Energy-storage device could offer key to higher capacitance

A new type of energy-storage device can combine the best qualities of high-energy batteries and fast-charging capacitors, researchers claim.

Crucially, the researchers at Rice University say it is robust and can operate in extreme environments, and so could potentially be integrated into the manufacture of panels in items such as satellites and electric vehicles.

Standard capacitors that regulate flow or supply quick bursts of power can be discharged and recharged hundreds of thousands of times. Electric double-layer capacitors (EDLCs), generally known as supercapacitors, are hybrids that hold hundreds of times more energy than a standard capacitor, like a battery, while retaining their fast charge/discharge capabilities. 

But traditional EDLCs rely on liquid or gel-like electrolytes that can break down in very hot or cold conditions. In Rice’s supercapacitor, a solid, nanoscale coat of oxide dielectric material replaces electrolytes entirely. 

The key to high capacitance is giving electrons more surface area to inhabit, the researchers say. For this, the new device relies on numerous bundles of single-walled carbon nanotubes (SWNT) 15–20 in nanometre in diameter and up to 50 microns long, essentially grown as a carpet-like array.

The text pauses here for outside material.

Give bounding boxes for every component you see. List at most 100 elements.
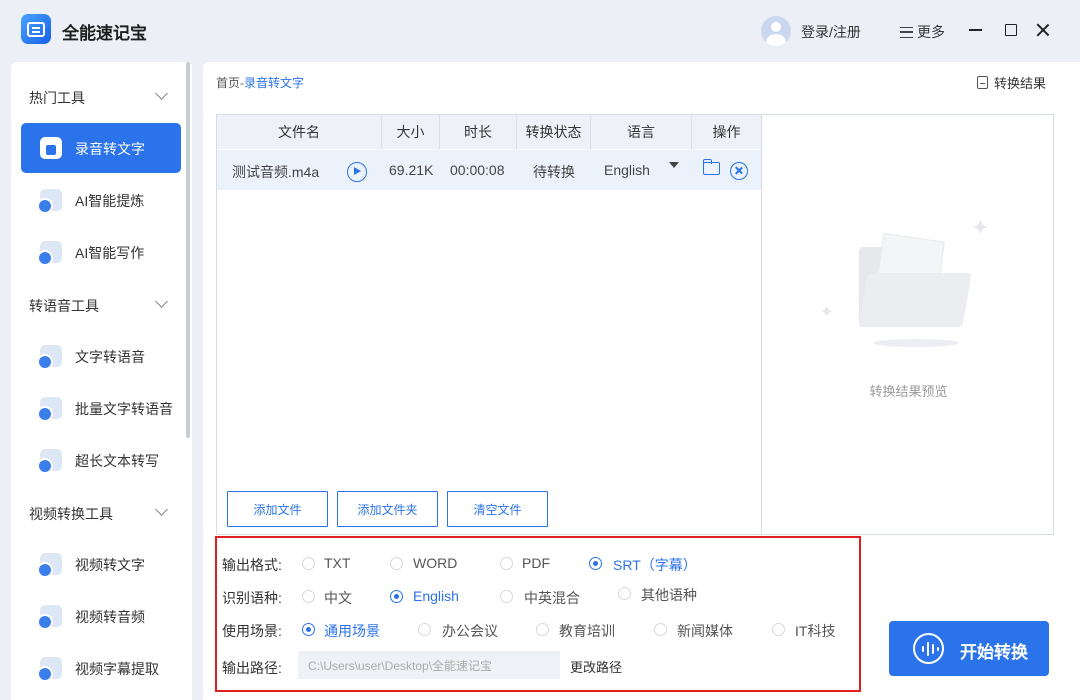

The array is then transferred to a copper electrode with thin layers of gold and titanium to aid adhesion and electrical stability.

The nanotube bundles (the primary electrodes) are doped with sulphuric acid to enhance their conductive properties; then they were covered with thin coats of aluminium oxide (the dielectric layer) and aluminium-doped zinc oxide (the counterelectrode) through a process called atomic layer deposition (ALD). A top electrode of silver paint completed the circuit.

‘Essentially, you get this metal/insulator/metal structure,’ said Cary Pint of Rice, who is the lead author of the published research. ‘No one’s ever done this with such a high-aspect-ratio material and utilising a process [such as] ALD.’

Pint said the supercapacitor holds a charge under high-frequency cycling and can be naturally integrated into materials. He envisages an electric car body that is a battery, or a microrobot with an on-board, non-toxic power supply that can be injected for therapeutic purposes into a patient’s bloodstream.